Although Stamkos had set numerous club records and milestones the Lightning were afraid of losing him to unrestricted free agency in 2016. However, he inked a new $68 million deal over eight years, but played played just 17 games in 2016/17 after suffering a knee injury.
With his knee healed, Stamkos returned in 2017/18 and scored at least one point in his first 11 games. He finished the year with 27 goals and 59 assists for 86 points and added 16 points in 17 playoff contests. Tampa was eliminated in the Eastern Conference Final though by eventual Stanley Cup champions the Washington Capitals.
Stamkos has starred for Canada in many international events and won a gold medal at the 2008 World Junior Championships and the 2016 World Championships. He also helped his nation win the 2016 World Cup of Hockey.
The Lightning captain is an excellent sharpshooter, has brilliant hand-to-eye coordination and is a power-play specialist with a knack for scoring big goals. He isn’t afraid of the rough stuff, but sometimes pays the price with injuries.
Shot: When you think of Stamkos, you think of his blistering one-timer from the left circle. That laser is indeed phenomenal and has led to a truckload of power-play goals throughout his career, but he possesses a great wrist shot that he can unleash in stride as well. He’s among the rare breed of finishers who can regularly beat goaltenders on clean looks.
Skating: Despite a slew of injuries, Stamkos remains a terrific skater who commands the respect of opposing defenses. Since he can convert from distance, blueliners aren’t entirely sure whether to stand their ground or back off in order to protect the house.
Versatility: Tampa Bay’s captain was drafted as a center, but he’s spent plenty of time as a winger lately. Life on the flanks may actually suit him better, as he can focus more on getting open than driving the play. Stamkos’ plug-and-play nature means head coach Jon Cooper has a wealth of lineup options available to him.
Durability: Unfortunately, Stamkos has been plagued by injuries since the 2013-14 campaign.

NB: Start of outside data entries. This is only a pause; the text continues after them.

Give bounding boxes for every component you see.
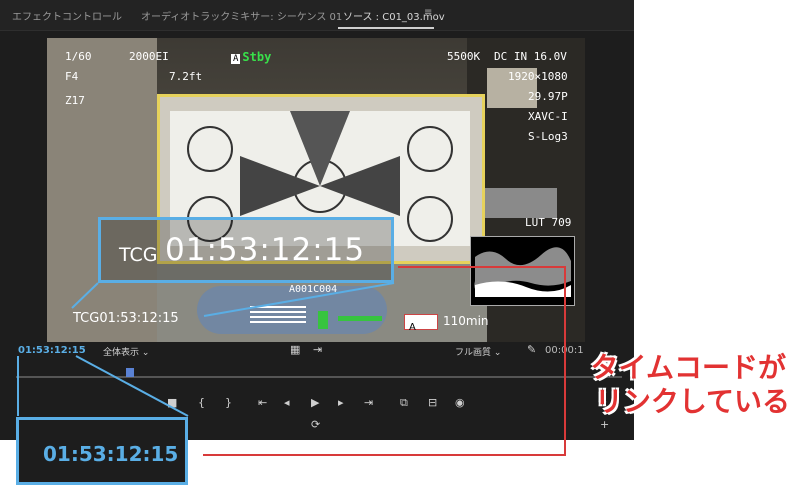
timecode-highlight-large: TCG 01:53:12:15 (98, 217, 394, 283)
audio-meters (250, 306, 306, 326)
osd-iso: 2000EI (129, 50, 169, 63)
duration-timecode: 00:00:1 (545, 345, 584, 356)
add-marker-icon[interactable]: ■ (167, 396, 177, 409)
go-to-in-icon[interactable]: ⇤ (258, 396, 267, 409)
step-back-icon[interactable]: ◂ (284, 396, 290, 409)
osd-fps: 29.97P (528, 90, 568, 103)
wall (47, 38, 157, 342)
wrench-icon[interactable]: ✎ (527, 343, 536, 356)
panel-tabs: エフェクトコントロール オーディオトラックミキサー: シーケンス 01 ソース … (0, 0, 634, 31)
tc-prefix: TCG (119, 244, 158, 266)
tab-audio-track-mixer[interactable]: オーディオトラックミキサー: シーケンス 01 (141, 8, 342, 23)
stby-label: Stby (242, 50, 272, 64)
osd-dc: DC IN 16.0V (494, 50, 567, 63)
shelf-box (477, 188, 557, 218)
source-monitor-panel: エフェクトコントロール オーディオトラックミキサー: シーケンス 01 ソース … (0, 0, 634, 440)
tc-value: 01:53:12:15 (99, 311, 179, 326)
osd-focus: 7.2ft (169, 70, 203, 83)
timeline-ruler (16, 376, 622, 378)
hamburger-icon[interactable]: ≡ (424, 7, 432, 18)
quality-dropdown[interactable]: フル画質 ⌄ (455, 345, 501, 358)
timeline-scrubber[interactable] (16, 368, 622, 382)
osd-gamma: S-Log3 (528, 130, 568, 143)
stby-badge: A (231, 54, 241, 64)
settings-icon[interactable]: ▦ (290, 343, 300, 356)
tc-prefix: TCG (73, 311, 100, 326)
osd-codec: XAVC-I (528, 110, 568, 123)
timecode-osd-small: TCG01:53:12:15 (73, 311, 179, 326)
osd-shutter: 1/60 (65, 50, 92, 63)
osd-zoom: Z17 (65, 94, 85, 107)
zoom-dropdown[interactable]: 全体表示 ⌄ (103, 345, 149, 358)
playhead-timecode[interactable]: 01:53:12:15 (18, 345, 86, 356)
video-frame: 1/60 F4 Z17 2000EI 7.2ft A Stby 5500K DC … (47, 38, 585, 342)
osd-iris: F4 (65, 70, 79, 83)
step-forward-icon[interactable]: ▸ (338, 396, 344, 409)
tab-effect-controls[interactable]: エフェクトコントロール (12, 8, 122, 23)
osd-wb: 5500K (447, 50, 481, 63)
osd-stby: A Stby (231, 50, 271, 64)
clip-name: A001C004 (289, 284, 338, 295)
waveform-icon (474, 247, 571, 297)
export-frame-icon[interactable]: ◉ (455, 396, 465, 409)
osd-lut: LUT 709 (525, 216, 572, 229)
playhead-marker[interactable] (126, 368, 134, 377)
media-slot-badge: A (404, 314, 438, 333)
mark-out-icon[interactable]: } (225, 396, 232, 409)
callout-timecode: 01:53:12:15 (43, 442, 179, 466)
timecode-callout: 01:53:12:15 (16, 417, 188, 485)
remaining-time: 110min (443, 314, 489, 328)
annotation-line-2: リンクしている (594, 385, 790, 418)
play-icon[interactable]: ▶ (311, 396, 319, 409)
waveform-monitor (470, 236, 575, 306)
go-to-out-icon[interactable]: ⇥ (364, 396, 373, 409)
mark-in-icon[interactable]: { (198, 396, 205, 409)
insert-icon[interactable]: ⇥ (313, 343, 322, 356)
osd-resolution: 1920×1080 (508, 70, 568, 83)
insert-clip-icon[interactable]: ⧉ (400, 396, 408, 410)
tc-value: 01:53:12:15 (165, 232, 366, 268)
toggle-proxy-icon[interactable]: ⟳ (311, 418, 320, 431)
active-tab-indicator (338, 27, 434, 29)
overwrite-clip-icon[interactable]: ⊟ (428, 396, 437, 409)
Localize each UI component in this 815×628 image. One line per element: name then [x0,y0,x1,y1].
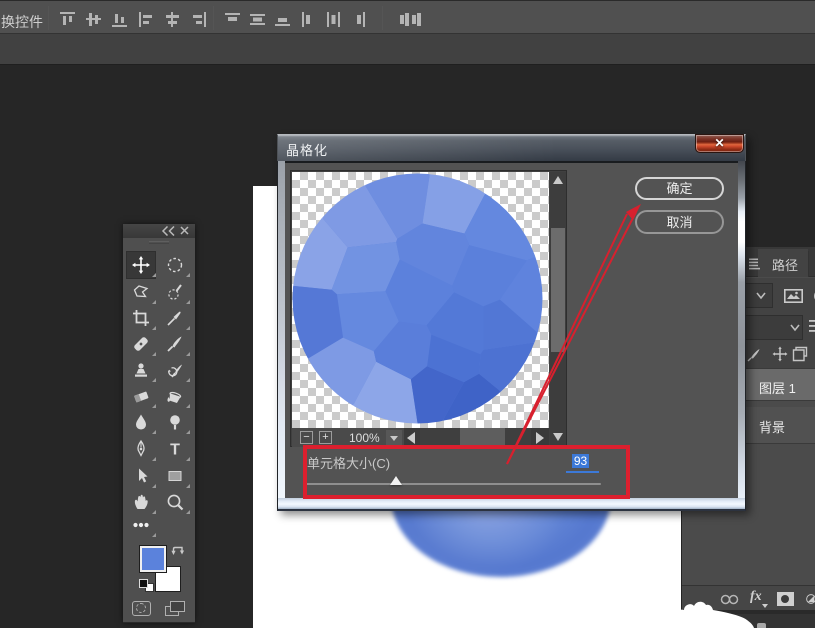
svg-text:T: T [170,442,180,459]
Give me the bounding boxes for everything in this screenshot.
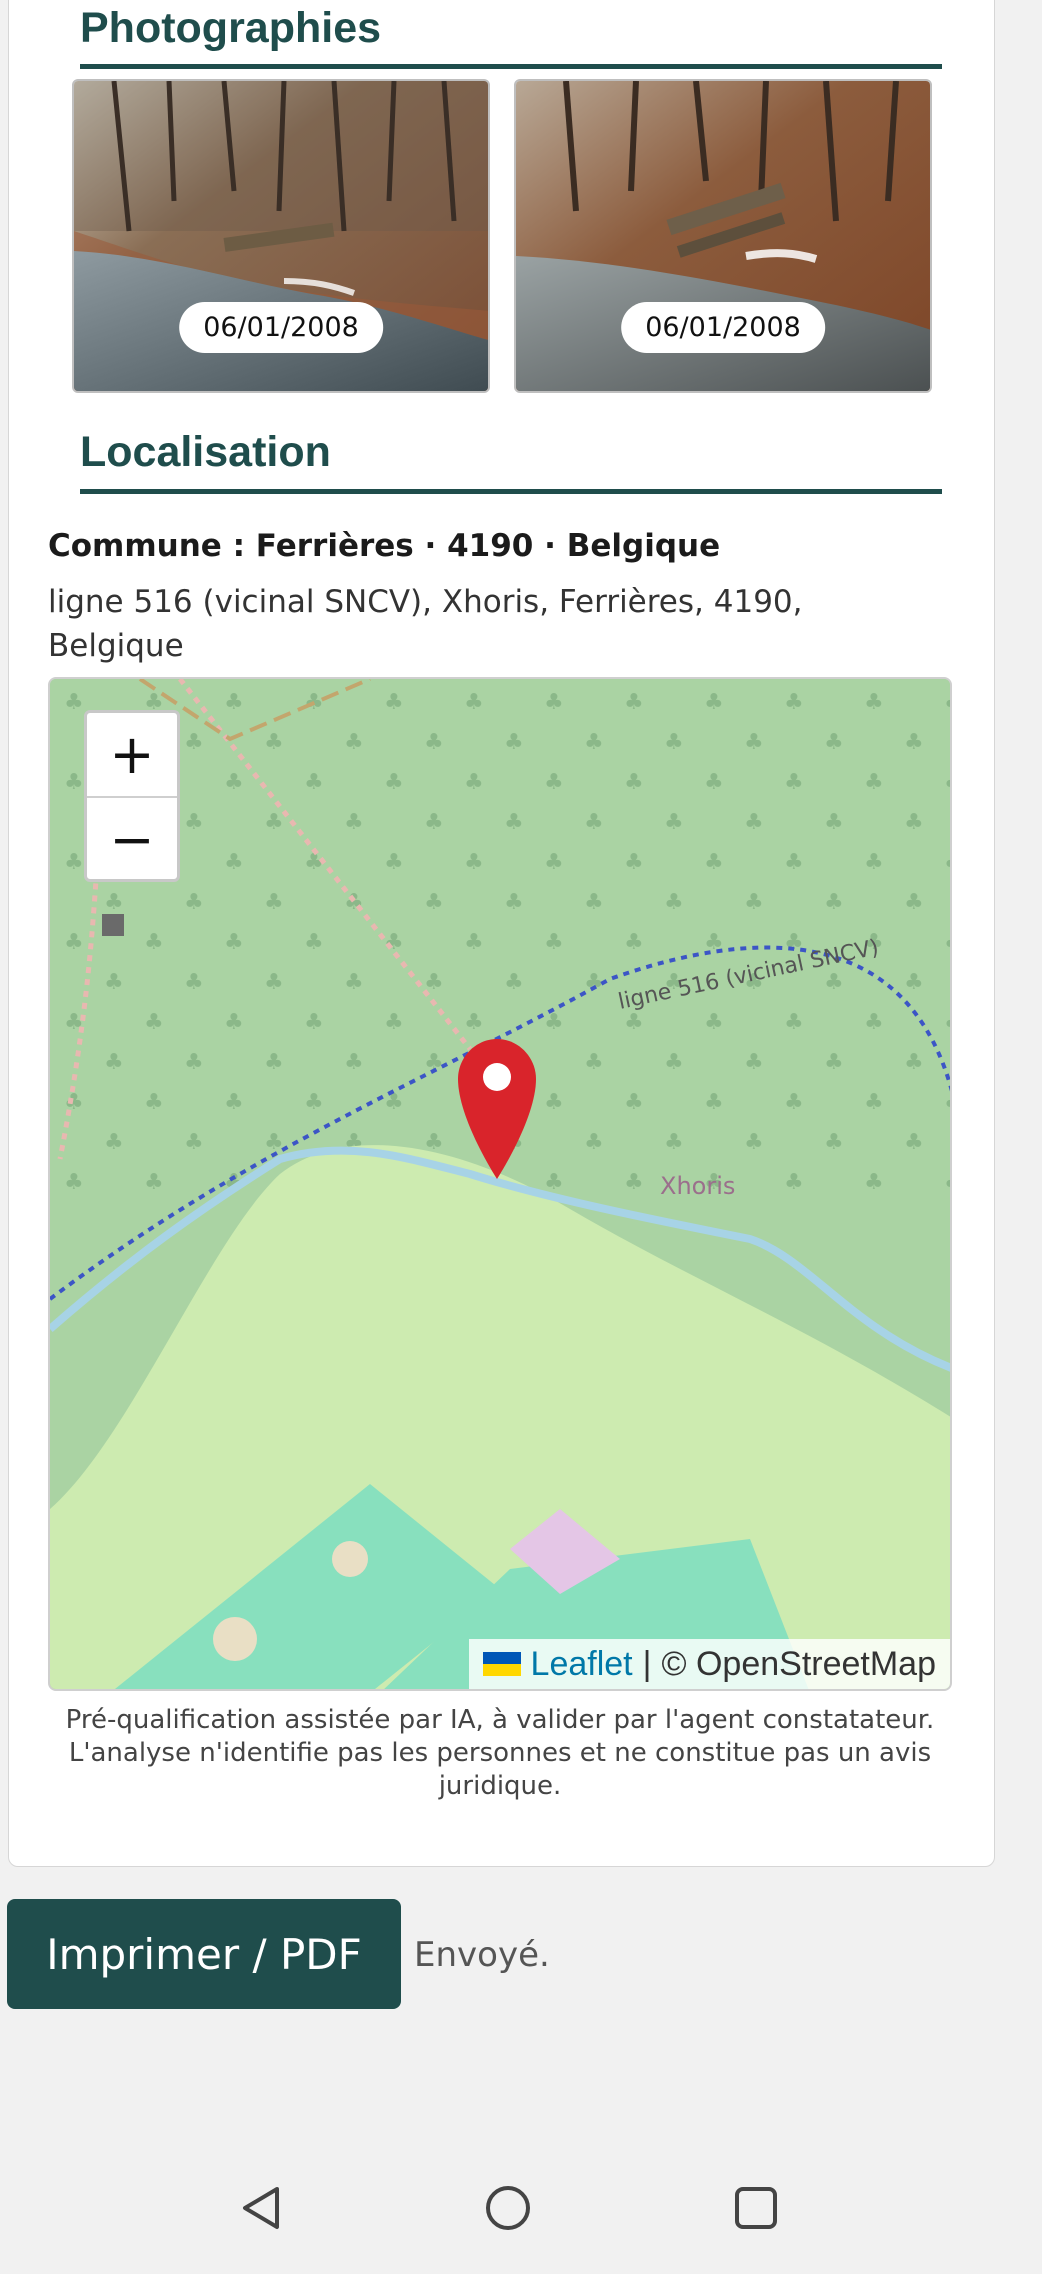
disclaimer-text: Pré-qualification assistée par IA, à val… bbox=[65, 1705, 935, 1801]
commune-line: Commune : Ferrières · 4190 · Belgique bbox=[48, 528, 721, 564]
zoom-control: + − bbox=[84, 710, 180, 882]
address-text: ligne 516 (vicinal SNCV), Xhoris, Ferriè… bbox=[48, 584, 803, 664]
send-status: Envoyé. bbox=[414, 1935, 550, 1975]
attribution-separator: | bbox=[642, 1644, 652, 1683]
ukraine-flag-icon bbox=[482, 1652, 521, 1676]
map-tiles: ♣ ♣ ligne 516 (vicinal SNCV) Xhoris bbox=[50, 679, 950, 1689]
location-section-title: Localisation bbox=[80, 428, 331, 476]
leaflet-link[interactable]: Leaflet bbox=[531, 1645, 633, 1684]
home-icon[interactable] bbox=[483, 2183, 533, 2233]
photo-thumbnail-2[interactable]: 06/01/2008 bbox=[514, 79, 932, 393]
map-label-place: Xhoris bbox=[660, 1172, 735, 1200]
zoom-in-button[interactable]: + bbox=[87, 713, 177, 796]
photo-date-badge: 06/01/2008 bbox=[621, 302, 825, 353]
print-pdf-button[interactable]: Imprimer / PDF bbox=[7, 1899, 401, 2009]
photos-section-divider bbox=[80, 64, 942, 69]
location-section-divider bbox=[80, 489, 942, 494]
back-icon[interactable] bbox=[237, 2183, 287, 2233]
zoom-out-button[interactable]: − bbox=[87, 796, 177, 881]
photo-date-badge: 06/01/2008 bbox=[179, 302, 383, 353]
osm-attribution[interactable]: © OpenStreetMap bbox=[661, 1645, 936, 1684]
photo-thumbnail-1[interactable]: 06/01/2008 bbox=[72, 79, 490, 393]
photos-section-title: Photographies bbox=[80, 4, 382, 52]
location-map[interactable]: ♣ ♣ ligne 516 (vicinal SNCV) Xhoris bbox=[48, 677, 952, 1691]
recents-icon[interactable] bbox=[731, 2183, 781, 2233]
map-attribution: Leaflet | © OpenStreetMap bbox=[468, 1639, 950, 1689]
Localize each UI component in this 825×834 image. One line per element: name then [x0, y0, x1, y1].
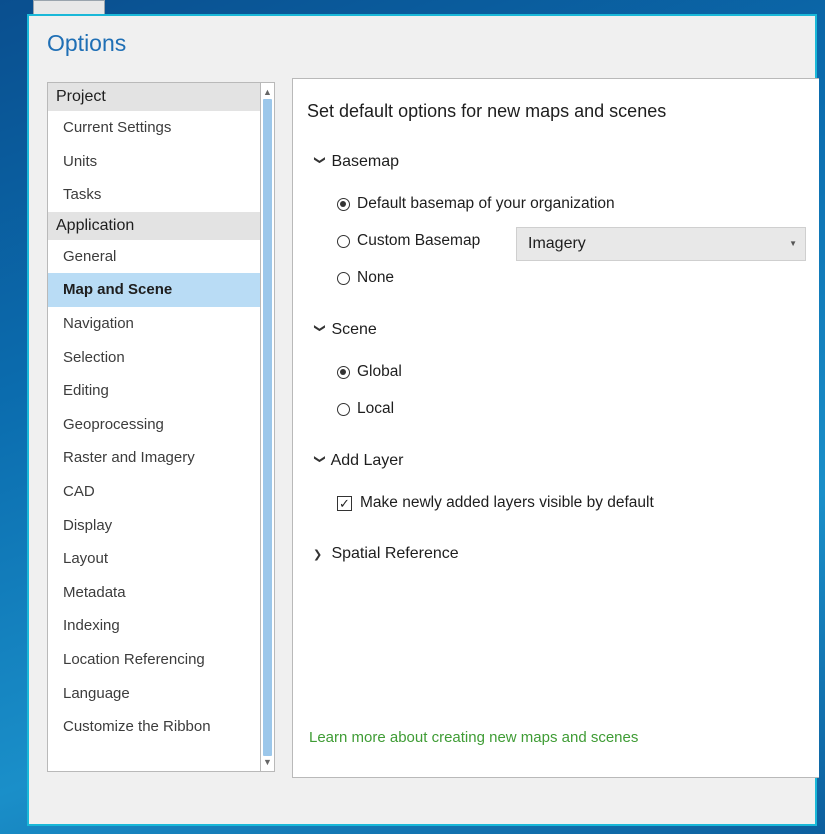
basemap-section-header[interactable]: ❯ Basemap	[313, 153, 400, 171]
chevron-down-icon: ❯	[313, 155, 326, 165]
category-group-application: Application	[48, 211, 260, 240]
radio-button[interactable]	[337, 234, 350, 248]
category-scrollbar[interactable]: ▲ ▼	[261, 82, 275, 772]
background-window-tab	[33, 0, 105, 15]
category-item-current-settings[interactable]: Current Settings	[48, 111, 260, 145]
category-item-indexing[interactable]: Indexing	[48, 609, 260, 643]
category-item-selection[interactable]: Selection	[48, 341, 260, 375]
category-item-geoprocessing[interactable]: Geoprocessing	[48, 408, 260, 442]
chevron-right-icon: ❯	[313, 549, 323, 561]
content-heading: Set default options for new maps and sce…	[307, 101, 667, 121]
category-item-tasks[interactable]: Tasks	[48, 178, 260, 212]
spatial-reference-section-header[interactable]: ❯ Spatial Reference	[313, 545, 459, 563]
spatial-reference-section-title: Spatial Reference	[331, 545, 459, 562]
scene-section-header[interactable]: ❯ Scene	[313, 321, 377, 339]
basemap-section-title: Basemap	[331, 153, 400, 170]
scene-option-global[interactable]: Global	[337, 363, 402, 381]
basemap-option-custom-label: Custom Basemap	[357, 232, 481, 249]
category-item-location-referencing[interactable]: Location Referencing	[48, 643, 260, 677]
category-item-map-and-scene[interactable]: Map and Scene	[48, 273, 260, 307]
basemap-option-none-label: None	[357, 269, 395, 286]
scene-option-global-label: Global	[357, 363, 402, 380]
checkmark-icon[interactable]: ✓	[337, 495, 352, 511]
scene-section-title: Scene	[331, 321, 377, 338]
add-layer-section-title: Add Layer	[330, 452, 404, 469]
chevron-down-icon: ❯	[313, 323, 326, 333]
scene-option-local[interactable]: Local	[337, 400, 394, 418]
add-layer-visible-label: Make newly added layers visible by defau…	[360, 494, 654, 511]
scroll-down-arrow-icon[interactable]: ▼	[261, 755, 274, 769]
basemap-option-custom[interactable]: Custom Basemap	[337, 232, 480, 250]
category-item-raster-and-imagery[interactable]: Raster and Imagery	[48, 441, 260, 475]
category-item-metadata[interactable]: Metadata	[48, 576, 260, 610]
basemap-option-none[interactable]: None	[337, 269, 394, 287]
category-item-customize-the-ribbon[interactable]: Customize the Ribbon	[48, 710, 260, 744]
radio-button[interactable]	[337, 271, 350, 285]
category-item-layout[interactable]: Layout	[48, 542, 260, 576]
radio-button[interactable]	[337, 402, 350, 416]
chevron-down-icon: ❯	[313, 454, 326, 464]
radio-button-checked[interactable]	[337, 365, 350, 379]
category-item-general[interactable]: General	[48, 240, 260, 274]
category-item-units[interactable]: Units	[48, 145, 260, 179]
scroll-up-arrow-icon[interactable]: ▲	[261, 85, 274, 99]
category-item-cad[interactable]: CAD	[48, 475, 260, 509]
basemap-option-default[interactable]: Default basemap of your organization	[337, 195, 615, 213]
radio-button-checked[interactable]	[337, 197, 350, 211]
category-list: Project Current Settings Units Tasks App…	[47, 82, 261, 772]
content-pane: Set default options for new maps and sce…	[292, 78, 819, 778]
learn-more-link[interactable]: Learn more about creating new maps and s…	[309, 729, 638, 746]
category-item-display[interactable]: Display	[48, 509, 260, 543]
category-group-project: Project	[48, 83, 260, 111]
add-layer-visible-option[interactable]: ✓ Make newly added layers visible by def…	[337, 494, 654, 512]
category-item-language[interactable]: Language	[48, 677, 260, 711]
category-item-editing[interactable]: Editing	[48, 374, 260, 408]
category-item-navigation[interactable]: Navigation	[48, 307, 260, 341]
dialog-title: Options	[47, 30, 127, 56]
basemap-option-default-label: Default basemap of your organization	[357, 195, 615, 212]
add-layer-section-header[interactable]: ❯ Add Layer	[313, 452, 404, 470]
custom-basemap-dropdown[interactable]: Imagery ▼	[516, 227, 806, 261]
scene-option-local-label: Local	[357, 400, 395, 417]
custom-basemap-value: Imagery	[528, 235, 586, 252]
options-dialog: Options Project Current Settings Units T…	[27, 14, 819, 826]
triangle-down-icon: ▼	[789, 239, 797, 248]
scroll-thumb[interactable]	[263, 99, 272, 756]
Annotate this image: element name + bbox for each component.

He’s just had awful luck in the health department. Case in point: He had to watch his Lightning win the Stanley Cup in 2019-20 after suiting up for just one postseason contest.
Follower: While he’s a 31-year-old veteran with proven goal-scoring chops, Stamkos isn’t the sort of on-ice leader whose play galvanizes his club. He won’t put the team on his back and single-handedly carry it to victory. It isn’t in his DNA. In a big-game setting, he becomes a top-tier complementary piece rather than the straw that stirs the drink.